Ist ja irgendwie sinnfrei, wenn ich in meiner Anwendung nur die Views ändern kann, wenn ich unter eclipse jedes Mal die Perspektive reseten muss... oder?


----------



## Wildcard (12. Sep 2007)

Was hat denn die Anzeige einer View zur Laufzeit mit der Definition einer Perspektive zu tun?
Eine Perspektive ist lediglich eine initiale Konfiguration von vorhandenen Views die der User anschließend anpassen kann.


----------



## Tagamoga (12. Sep 2007)

In einer Beschreibung zu RCP stand, dass Views nur in einer vorgenerierten Perspective erzeugt werden können und ohne diese nicht angezeigt werden können.

Sollte dann dies nicht stimmen, kannst Du mir dann bitte sagen, wie ich den einen View während der Laufzeit schließen und stattdessen den zweiten View öffne?


----------



## Wildcard (12. Sep 2007)

http://help.eclipse.org/help31/topi...WorkbenchPage.html#showView(java.lang.String)


----------



## Tagamoga (12. Sep 2007)

Also im Augenblick fühle ich mich von Dir ein wenig verarscht.

Gut, am Anfang war da vielleicht noch das klassische Missverständnis. Doch wie soll mir dieser Link helfen?

Supi, da existiert ein Interface mit der Funktion hideView und ShowView... hui...
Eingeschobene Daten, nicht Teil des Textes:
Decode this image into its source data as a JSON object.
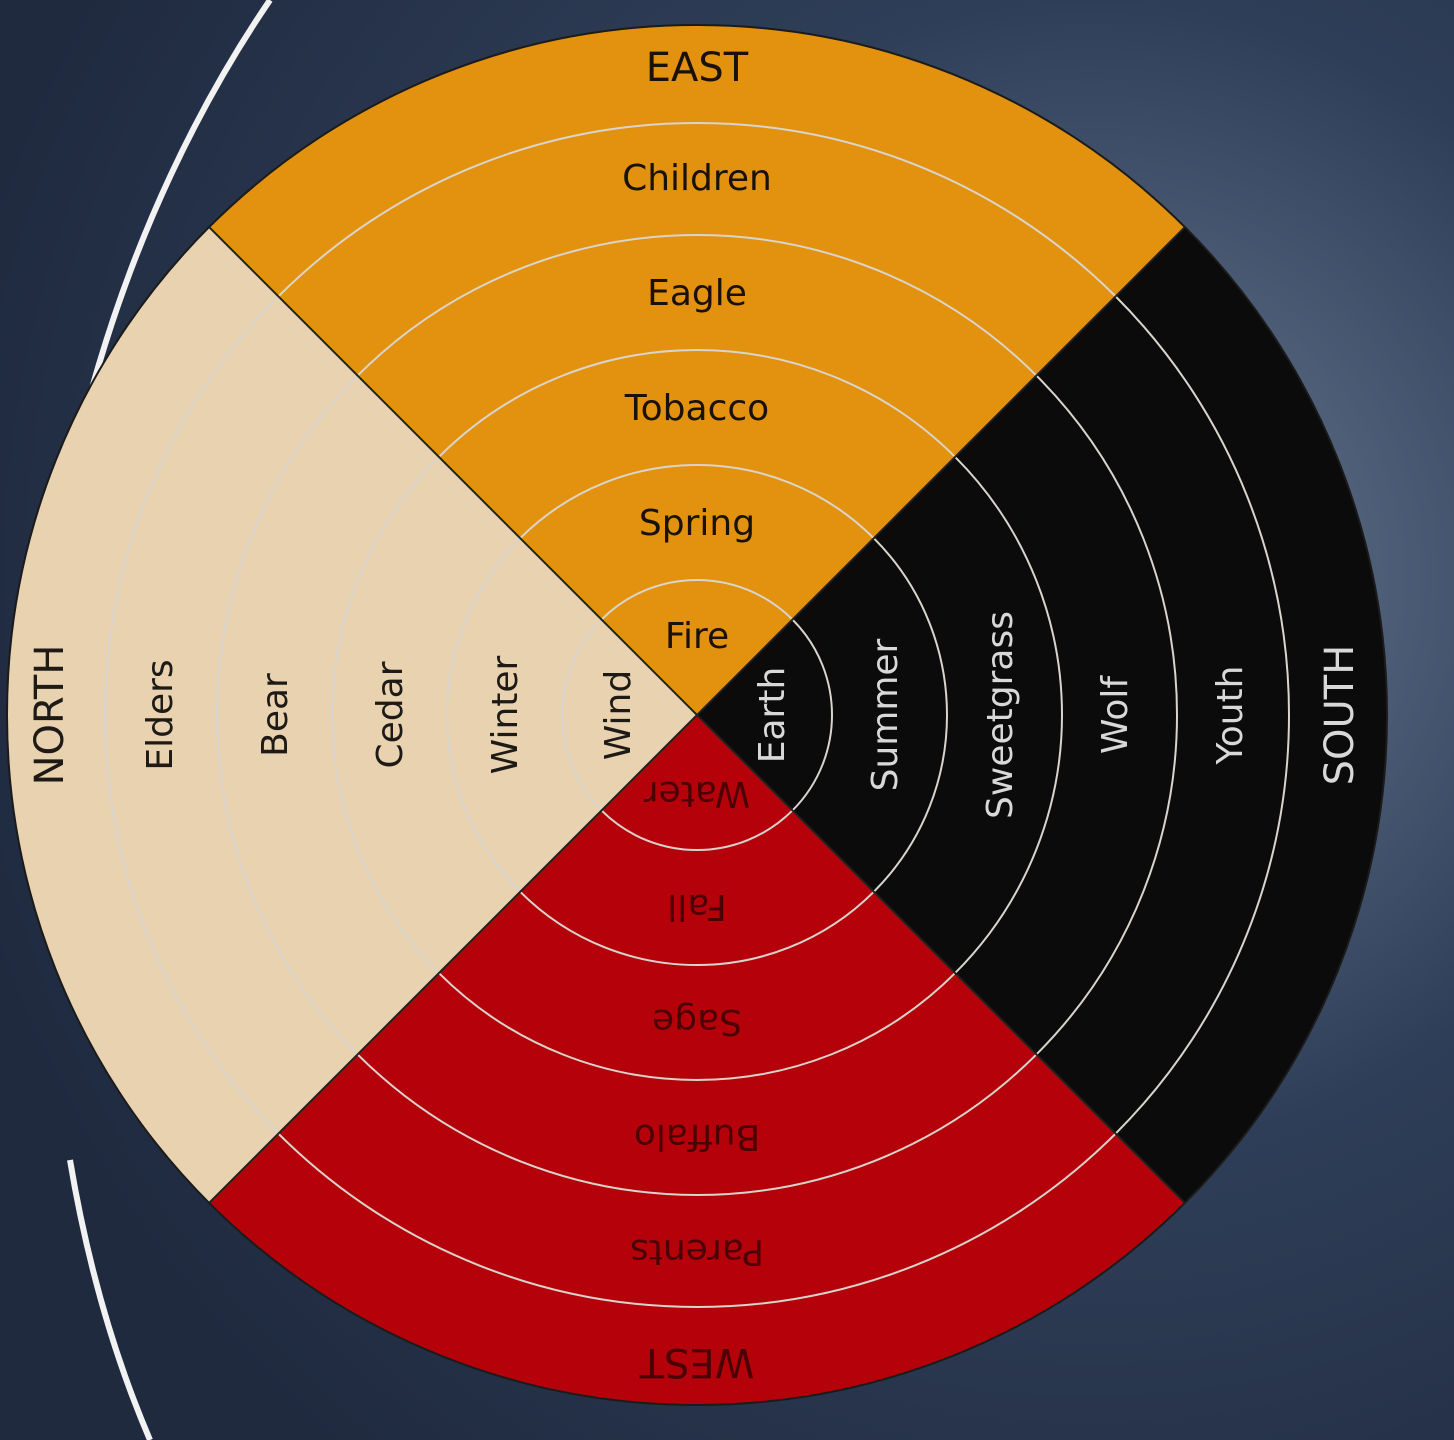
{
  "wheel": {
    "quadrants": [
      {
        "direction": "EAST",
        "rings": [
          "Fire",
          "Spring",
          "Tobacco",
          "Eagle",
          "Children"
        ],
        "color": "#e2920f",
        "text_color": "#1a1208"
      },
      {
        "direction": "SOUTH",
        "rings": [
          "Earth",
          "Summer",
          "Sweetgrass",
          "Wolf",
          "Youth"
        ],
        "color": "#0b0b0c",
        "text_color": "#d8d8d8"
      },
      {
        "direction": "WEST",
        "rings": [
          "Water",
          "Fall",
          "Sage",
          "Buffalo",
          "Parents"
        ],
        "color": "#b5020a",
        "text_color": "#4a0004"
      },
      {
        "direction": "NORTH",
        "rings": [
          "Wind",
          "Winter",
          "Cedar",
          "Bear",
          "Elders"
        ],
        "color": "#e9d2b0",
        "text_color": "#1e1a16"
      }
    ]
  }
}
Wie komme ich an dieses Interface? Muss ich eine eigene Klasse ableiten, damit ich damit interaggieren kann? Wie gehe ich sicher, dass diese Views zur Page gehören? Wie muss ich da mit den Perspectiven hantieren (schließlich gibt es dazu ja auch genügend Funktionen diesbezüglich) etc...

Kannst Du mir das bitte normal erklären oder kennst Du vielleicht ein Tutorial?
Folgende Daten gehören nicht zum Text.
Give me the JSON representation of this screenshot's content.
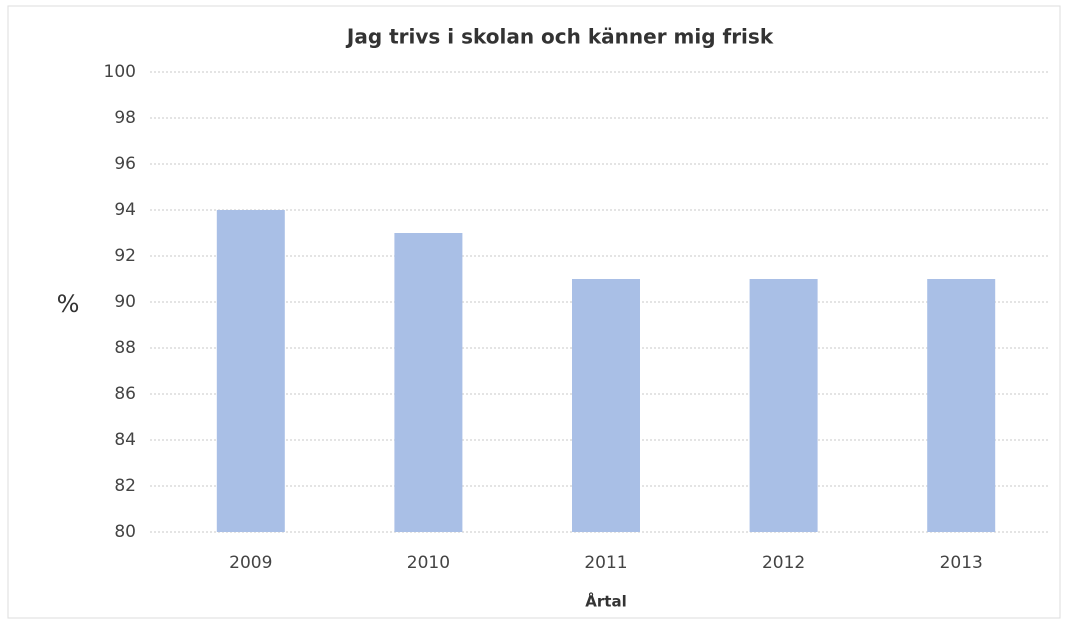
{
  "chart_data": {
    "type": "bar",
    "title": "Jag trivs i skolan och känner mig frisk",
    "x_label": "Årtal",
    "y_label": "%",
    "categories": [
      "2009",
      "2010",
      "2011",
      "2012",
      "2013"
    ],
    "values": [
      94,
      93,
      91,
      91,
      91
    ],
    "color": "#a9bfe6",
    "ylim": [
      80,
      100
    ],
    "yticks": [
      80,
      82,
      84,
      86,
      88,
      90,
      92,
      94,
      96,
      98,
      100
    ],
    "grid": true
  }
}
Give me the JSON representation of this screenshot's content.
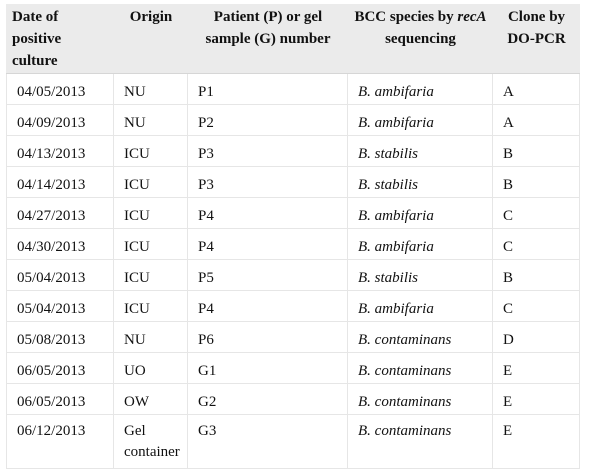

Wenn Du aber nicht magst oder kannst, dann bitte antworte einfach nicht und lass vielleicht den anderen eine Chance. Vielleicht existiert da ja ein geduldiger Mensch, der sich auf meine Lücken - ich bin immernoch Anfänger - einlässt und es mir eklrären kann, was ich offenbar nicht verstehe.
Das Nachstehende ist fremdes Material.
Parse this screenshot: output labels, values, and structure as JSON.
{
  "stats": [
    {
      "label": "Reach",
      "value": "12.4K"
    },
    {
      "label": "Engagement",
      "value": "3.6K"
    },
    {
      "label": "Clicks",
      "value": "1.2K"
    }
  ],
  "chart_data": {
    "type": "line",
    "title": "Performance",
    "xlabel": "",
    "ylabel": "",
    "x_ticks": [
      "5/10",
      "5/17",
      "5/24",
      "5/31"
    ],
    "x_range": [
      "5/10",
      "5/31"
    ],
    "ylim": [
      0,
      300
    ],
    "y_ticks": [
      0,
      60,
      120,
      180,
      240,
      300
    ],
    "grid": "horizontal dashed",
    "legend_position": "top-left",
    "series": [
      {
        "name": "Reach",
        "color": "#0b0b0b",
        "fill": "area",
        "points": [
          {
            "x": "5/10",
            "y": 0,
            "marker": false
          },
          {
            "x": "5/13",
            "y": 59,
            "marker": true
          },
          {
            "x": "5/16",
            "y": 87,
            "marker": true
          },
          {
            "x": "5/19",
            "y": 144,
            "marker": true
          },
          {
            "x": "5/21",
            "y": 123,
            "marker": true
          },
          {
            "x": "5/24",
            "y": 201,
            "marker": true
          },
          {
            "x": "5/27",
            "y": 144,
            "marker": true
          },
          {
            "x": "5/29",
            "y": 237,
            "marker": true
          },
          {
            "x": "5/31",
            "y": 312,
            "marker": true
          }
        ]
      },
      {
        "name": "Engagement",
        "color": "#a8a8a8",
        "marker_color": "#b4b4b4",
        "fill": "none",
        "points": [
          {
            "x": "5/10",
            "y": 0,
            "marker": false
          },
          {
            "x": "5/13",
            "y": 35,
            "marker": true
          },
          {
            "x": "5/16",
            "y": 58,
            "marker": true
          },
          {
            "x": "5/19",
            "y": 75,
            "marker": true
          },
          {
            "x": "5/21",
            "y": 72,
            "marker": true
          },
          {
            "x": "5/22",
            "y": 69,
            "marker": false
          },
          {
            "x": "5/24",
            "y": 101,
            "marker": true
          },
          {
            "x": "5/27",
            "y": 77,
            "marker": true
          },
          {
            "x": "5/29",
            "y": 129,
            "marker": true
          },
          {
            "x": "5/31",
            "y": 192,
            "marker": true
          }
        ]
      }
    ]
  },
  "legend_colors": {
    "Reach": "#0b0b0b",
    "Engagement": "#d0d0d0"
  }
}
Dennoch vielen Dank für Deine Mühe bis jetzt.


----------



## Wildcard (12. Sep 2007)

Tagamoga hat gesagt.:
			
		

> Also im Augenblick fühle ich mich von Dir ein wenig verarscht.
> 
> Gut, am Anfang war da vielleicht noch das klassische Missverständnis. Doch wie soll mir dieser Link helfen?
> 
> Supi, da existiert ein Interface mit der Funktion hideView und ShowView... hui...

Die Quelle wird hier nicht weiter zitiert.